Paris, Part 1. Exploring the city
Day 1. Thursday
Our red-eye flight landed at CDG with a delay so we rushed to take a train to the city to meet with an Airbnb host who was waiting for us at the apartment. Claude met us with fresh fruits, pastries, cheese, and wine at a very authentic place on Rue Saint-Martin between neighborhoods Les Halles and Le Marais.
After a very late breakfast, we took a nap, freshened up, and went for a walk around Cité, Latin Quarter, and Le Marais.
So cool to see how the banks of the Seine get converted into beaches every summer. Project Paris Plages started in 2002 and based on the number of people we saw using it can be considered a success.
An ongoing renovation of Notre-Dame de Paris after the fire. So sad we missed seeing it in its full glory by mere 4 months, but that loss forced us to take a detour and visit Chartres Cathedral on the last day of our trip.
Somewhere in Latin Quarter:
On Cité we wanted to visit a Berthillon ice cream shop, but like many other places in Paris, it’s closed during July and August when locals escape the hot city to cooler places. Wish I understood how it makes sense to close an ice cream shop during the hottest months.
Day 2. Friday
Before our trip I learned about Le Grand Prix de la Baguette — an annual competition to find the best baguette in Paris, where the winner also has the honor of supplying the president of France with his daily bread. One of the laureate bakeries from a few years ago was right across the street from us, so we started every morning with fresh pastries and coffee. Getting a delicious breakfast in 2 minutes is something I can easily get used to.
It was raining in the morning so we decided to spend the day at the Louvre. After walking there and getting to the ticketing line we realized how naive that plan was.
Standing in the line would take hours and wasn’t an option. Online tickets were sold out for weeks ahead. I looked at other ways to get tickets from resellers or through guided tours, but nothing was available. We had to accept our defeat and save a visit to Louvre for the future. (Months later, the article “It’s Time to Take Down the Mona Lisa” made a strong point that famous painting should be moved out of the Louvre to help with congestion. “Some 80 percent of visitors, according to the Louvre’s research, are here for the Mona Lisa — and most of them leave unhappy.”)
By this time rain stopped, so we decided to walk Champs-Élysées. My wife is a baker so we had to stop at the Ladurée to try their famous macarons.
Not sure what was going on on this parking near the Louis Vuitton store.
Arc de Triomphe:
In the end, we got to Trocadéro Gardens with a nice view of the Eiffel Tower.

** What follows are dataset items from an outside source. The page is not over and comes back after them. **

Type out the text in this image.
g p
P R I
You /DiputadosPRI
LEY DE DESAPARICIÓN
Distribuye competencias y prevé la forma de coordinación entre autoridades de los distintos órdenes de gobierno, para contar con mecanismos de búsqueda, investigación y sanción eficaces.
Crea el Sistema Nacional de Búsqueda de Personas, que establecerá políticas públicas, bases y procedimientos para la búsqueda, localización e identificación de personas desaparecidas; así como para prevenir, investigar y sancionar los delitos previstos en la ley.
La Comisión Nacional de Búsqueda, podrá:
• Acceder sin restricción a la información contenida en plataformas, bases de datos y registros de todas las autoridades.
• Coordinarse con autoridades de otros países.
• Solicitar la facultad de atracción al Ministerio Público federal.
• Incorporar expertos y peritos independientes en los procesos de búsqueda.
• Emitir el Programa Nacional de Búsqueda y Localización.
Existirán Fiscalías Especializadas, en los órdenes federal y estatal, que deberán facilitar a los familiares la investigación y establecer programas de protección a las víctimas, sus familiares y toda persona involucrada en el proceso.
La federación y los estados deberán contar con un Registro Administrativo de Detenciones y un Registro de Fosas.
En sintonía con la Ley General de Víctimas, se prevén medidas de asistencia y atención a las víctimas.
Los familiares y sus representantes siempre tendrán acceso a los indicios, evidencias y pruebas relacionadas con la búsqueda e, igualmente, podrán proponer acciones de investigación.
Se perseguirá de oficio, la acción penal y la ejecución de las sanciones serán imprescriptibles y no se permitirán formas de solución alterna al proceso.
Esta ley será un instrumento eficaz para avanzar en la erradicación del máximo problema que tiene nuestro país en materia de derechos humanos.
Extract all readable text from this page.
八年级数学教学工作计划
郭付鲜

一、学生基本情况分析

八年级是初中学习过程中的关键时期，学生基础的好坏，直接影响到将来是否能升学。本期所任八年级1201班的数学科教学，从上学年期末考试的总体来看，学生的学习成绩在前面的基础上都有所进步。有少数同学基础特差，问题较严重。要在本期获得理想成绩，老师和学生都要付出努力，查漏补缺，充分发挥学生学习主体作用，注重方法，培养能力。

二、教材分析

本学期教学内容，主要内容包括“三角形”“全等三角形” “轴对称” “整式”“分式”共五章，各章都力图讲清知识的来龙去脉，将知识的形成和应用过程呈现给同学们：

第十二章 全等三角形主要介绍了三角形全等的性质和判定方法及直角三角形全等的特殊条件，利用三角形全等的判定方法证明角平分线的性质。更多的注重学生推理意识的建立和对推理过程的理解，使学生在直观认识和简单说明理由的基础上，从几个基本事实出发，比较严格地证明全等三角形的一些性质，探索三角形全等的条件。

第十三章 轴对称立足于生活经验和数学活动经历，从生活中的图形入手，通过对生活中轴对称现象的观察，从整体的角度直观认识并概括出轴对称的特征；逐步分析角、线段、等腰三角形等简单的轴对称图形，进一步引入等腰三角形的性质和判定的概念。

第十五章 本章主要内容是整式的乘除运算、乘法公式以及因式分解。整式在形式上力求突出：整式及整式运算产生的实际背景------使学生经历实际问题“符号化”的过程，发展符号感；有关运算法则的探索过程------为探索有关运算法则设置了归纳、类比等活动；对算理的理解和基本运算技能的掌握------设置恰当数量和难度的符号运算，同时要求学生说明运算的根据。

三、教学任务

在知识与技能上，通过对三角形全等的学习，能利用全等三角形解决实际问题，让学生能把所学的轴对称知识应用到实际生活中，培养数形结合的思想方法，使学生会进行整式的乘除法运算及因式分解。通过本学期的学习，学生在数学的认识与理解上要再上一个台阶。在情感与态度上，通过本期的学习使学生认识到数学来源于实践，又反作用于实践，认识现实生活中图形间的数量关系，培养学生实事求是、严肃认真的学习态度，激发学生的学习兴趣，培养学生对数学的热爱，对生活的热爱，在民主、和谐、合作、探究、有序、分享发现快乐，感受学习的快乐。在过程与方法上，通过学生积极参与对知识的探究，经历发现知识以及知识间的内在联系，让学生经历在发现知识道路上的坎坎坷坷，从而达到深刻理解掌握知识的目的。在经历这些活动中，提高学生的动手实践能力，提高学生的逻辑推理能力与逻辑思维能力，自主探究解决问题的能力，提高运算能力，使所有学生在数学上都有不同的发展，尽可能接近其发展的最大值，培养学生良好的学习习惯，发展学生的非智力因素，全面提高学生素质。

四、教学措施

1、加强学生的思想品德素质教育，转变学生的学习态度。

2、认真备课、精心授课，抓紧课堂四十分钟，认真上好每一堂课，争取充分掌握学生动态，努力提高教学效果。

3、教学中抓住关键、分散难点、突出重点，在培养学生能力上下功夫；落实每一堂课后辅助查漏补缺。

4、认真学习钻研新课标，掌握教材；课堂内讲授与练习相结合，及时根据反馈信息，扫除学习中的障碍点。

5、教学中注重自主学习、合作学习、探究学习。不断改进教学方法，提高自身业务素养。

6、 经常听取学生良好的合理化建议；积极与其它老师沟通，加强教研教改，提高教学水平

I was taking photos of the girls when the fountain splashed them with cold water head to toe. Now this is one of my favorite shots from the trip:
At this point we were pretty tired from our 13 km walk and started looking for a place to get dinner closer to our apartment. Au Rocher de Cancale on Rue Montorgueil is a nondescript restaurant founded in 1804 when this whole street was an oyster market. Amazingly, there was no bragging about this fact whatsoever in the menu or decor, like being in business for 200 years is no big deal. I was born in the USSR — where history was wiped out with hopes of building a better future — so places like this make the Old World very special to me.
Day 3. Saturday
Our friend had a quick stop in Paris and we decided to get together. We met at Place Dauphine and walked to Café Procope, another restaurant with a long history. I guess it’s not possible to operate since 1686 and not to become a tourist attraction, but this place handles it well. Now when I’m hearing about a classy traditional French restaurant I always think about it.
Made a quick stop at Church of Saint-Sulpice.
Got to beautiful Luxembourg Gardens, where we said goodbye to our friend and spent some time walking around and admiring the beautiful landscaping of the garden.
I wanted to rent a toy sailboat for a pond, but the one with an American flag was taken and the one with Ukrainian was broken 🤷♂️
From there we walked to our apartment, but made a slight detour and stopped to see Centre Pompidou. It was a little late to get inside and see its collection, but seeing the building itself was one of the strongest architectural experiences I’ve ever had. Curbed describes how it’s designed:
The building’s most famous structural feature is its “inside-out” construction, which emphasizes the idea of the cultural center as a machine and places the mechanical systems on the exterior, to keep the inside unencumbered and open. But the multi-colored pipes and structures aren’t merely colored for show. Each shade corresponds to a certain function: ventilation components were painted white; stairs and elevators are grey; smaller ventilation pieces were blue; plumbing and fire control are green; electrical systems are yellow and orange; and elevator motor room were colored red.
It’s somewhat ironical that while art was one of the reasons why we went to Paris in the first place we didn’t make it to any of the museums. I was mostly looking forward to Musée d’Orsay but also hoped to find time for Louvre and Centre Pompidou. Hopefully one day we’ll be back in a low season and get a chance to catch up on the art museums.